14 DAY TRIAL // All industrialized countries in the world, without any exceptions, have a very strong chemical industry, which uses many substances for a variety of reactions. Catalysts are among the most widely used, and some reactions need specific chemicals to make them work. Some of these chemicals may be gold or platinum, which makes the entire production process very expensive. Now, experts propose a new approach to Mendeleev's Periodic Table of Chemical Elements, which could see many chemicals being replaced with others that “look” and act like them, but are actually made up of other, cheaper elements.
Alchemists have tried for centuries to convert lead into gold, but to little avail. However, it would now appear that a new type of alchemy is actually possible. Scientists at the Pennsylvania State University (Penn State) now propose that various mash-ups of chemical elements could be arranged in such a manner that they would act like a single catalyst, or reactant, in a chemical reaction, replacing some of the most expensive materials currently in use.
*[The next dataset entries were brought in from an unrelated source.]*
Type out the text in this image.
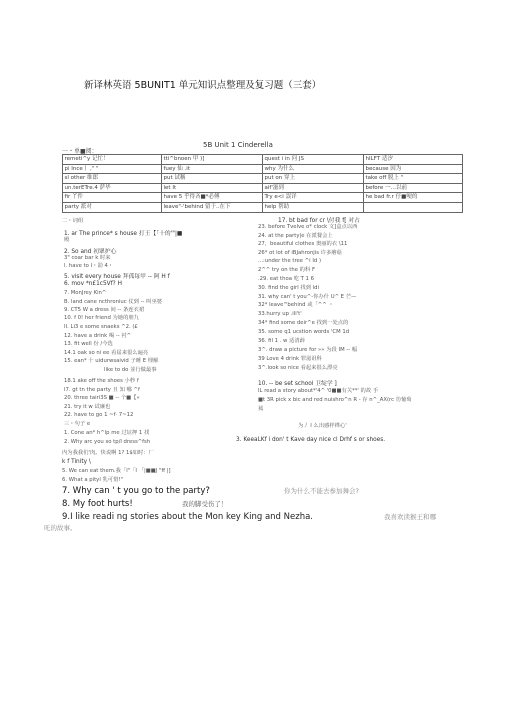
新译林英语 5BUNIT1 单元知识点整理及复习题（三套）
5B Unit 1 Cinderella
一・单■阅：
remeti^y 记忙！	tti^bnoen 甲 )]	quest i in 问 JS	hILFT 适汐
pi Ince丨 ," "	fuey 仙 .it	why 为什么	because 因为
sl other 维郎	put 试稱	put on 穿上	take off 脱上 "
un.terETre.4 萨毕	let It	aif'滋到	before 一…以前
fir 丫件	have 5 乎得吝■*必傅	Try e<i 誤详	he bad fr.r 仔■哽的
party 派对	leave"-'behind 留于..在下	help 帮助	
二・词组
1. ar The prince* s house 打王【「十的'"|■
殿
2. So and 初眾护心
3" coar bar k 时来
I. have to I・劭 4・
5. visit every house 拜孤毎甲 -- 阿 H f
6. mov *n£1c5Vf? H
7. MonJrey Kin^
B. land cane ncthroniuc 仗到 -- 叫巫婆
9. CT5 W a dress 间 -- 条连衣裙
10. f 0! her friend 为她的朋九
II. Li3 e some snaeks ^2. (£
12. have a drink 喝 -- 衬^
13. fit well 份 /今选
14.1 oak so ni ee 看届来很么遍亮
15. ean* 十 uidurwsaivid 子睡 E 埋解
like to do 並行做最事
18.1 ake off the shoes 小秒 f
I7. gt tn the party 且 知 哪 ^f
20. three tairi3S ■ -- 个■【«
21. try it w 试廉也
22. have to go 1 ~f· 7~12
三・句子 e
1. Cone an* h^lp me 过证押 1 找
2. Why arc you so tp/l dress^fsh
内为我我们'肉。快说啊 1? 1$如时：厂
k f Tinity \
5. We can eat them.我「l"「I 「|■■J "ff |]
6. What a pityl 乳可惜!"
17. bt bad for cr \付我 f[ 对占
23. before Tvelve o* clock 文]盒点以西
24. at the party|e 在派餐会上
27，beautiful clothes 奥丽的衣 \11
26* ot lot of iBJahronjis 许多蘑菇
...:under the tree ^i Id )
2^^ try on the 的科 F
.29. eat thoa 吃 T 1 6
30. find the girl 找到 ldi
31. why can' t you^-你办什 U^ E 芒—
32* leave"'behind 或「^^ ・
33.hurry up .ili't'
34* find some deir^e 找到一处点的
35. some q1 ucstion words 'CM 1d
36. fil 1 . w 适清薜
3^. draw a picture for »» 为段 IM -- 幅
39 Love 4 drink 罪滋诅科
3^.look so nice 看起来很么漂亮
10. -- be set school 卫绽学 ]
IL read a story about*'4^ '0■■有关**' 的故 手
■t 3R pick x bic and red nuishro^n R - 存 n^_AX(rc 彷葡萄
菰
为丿 I 么出感样桦心'
3. KeeaLKf i don' t Kave day nice cl Drhf s or shoes.
7. Why can ' t you go to the party?	你为什么不能去参加舞会?
8. My foot hurts!	我的脚受伤了！
9.I like readi ng stories about the Mon key King and Nezha.	我喜欢读猴王和哪
吒的故事。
In addition, the new class of substances could also be used to remove polluting chemicals from the industry, the group says, quoted by PhysOrg.
The new work was conducted specifically on certain atoms, which, when combined, exhibited the same electronic signature as another chemical element. “The findings could lead to much cheaper materials for widespread applications such as new sources of energy, methods of pollution abatement, and catalysts on which industrial nations depend heavily for chemical processing. We're getting a whole new perspective of the periodic table,” the leader of the research team, expert A. Welford Castleman Jr., explains. He is also the Eberly Distinguished Chair in Science and Evan Pugh Professor at the Penn State Departments of Chemistry and Physics.
The team used a technique known as photoelectron imaging spectroscopy to analyze the similarities and differences between various pairs of chemical elements, including titanium monoxide and nickel, zirconium monoxide and palladium, and tungsten carbide and platinum. “The method allows us to determine the binding energies of the electrons and also to observe directly the nature of the orbitals in which the electrons resided before they were detached. We found that the amount of energy required to remove electrons from a titanium-monoxide molecule is the same as the amount of energy required to remove electrons from a nickel atom,” Castleman says.
“The same is true for the systems zirconium monoxide and palladium and tungsten carbide and platinum. The key is that all of the pairs are composed of isoelectronic species, which are atoms with the same electron configuration,” he concludes.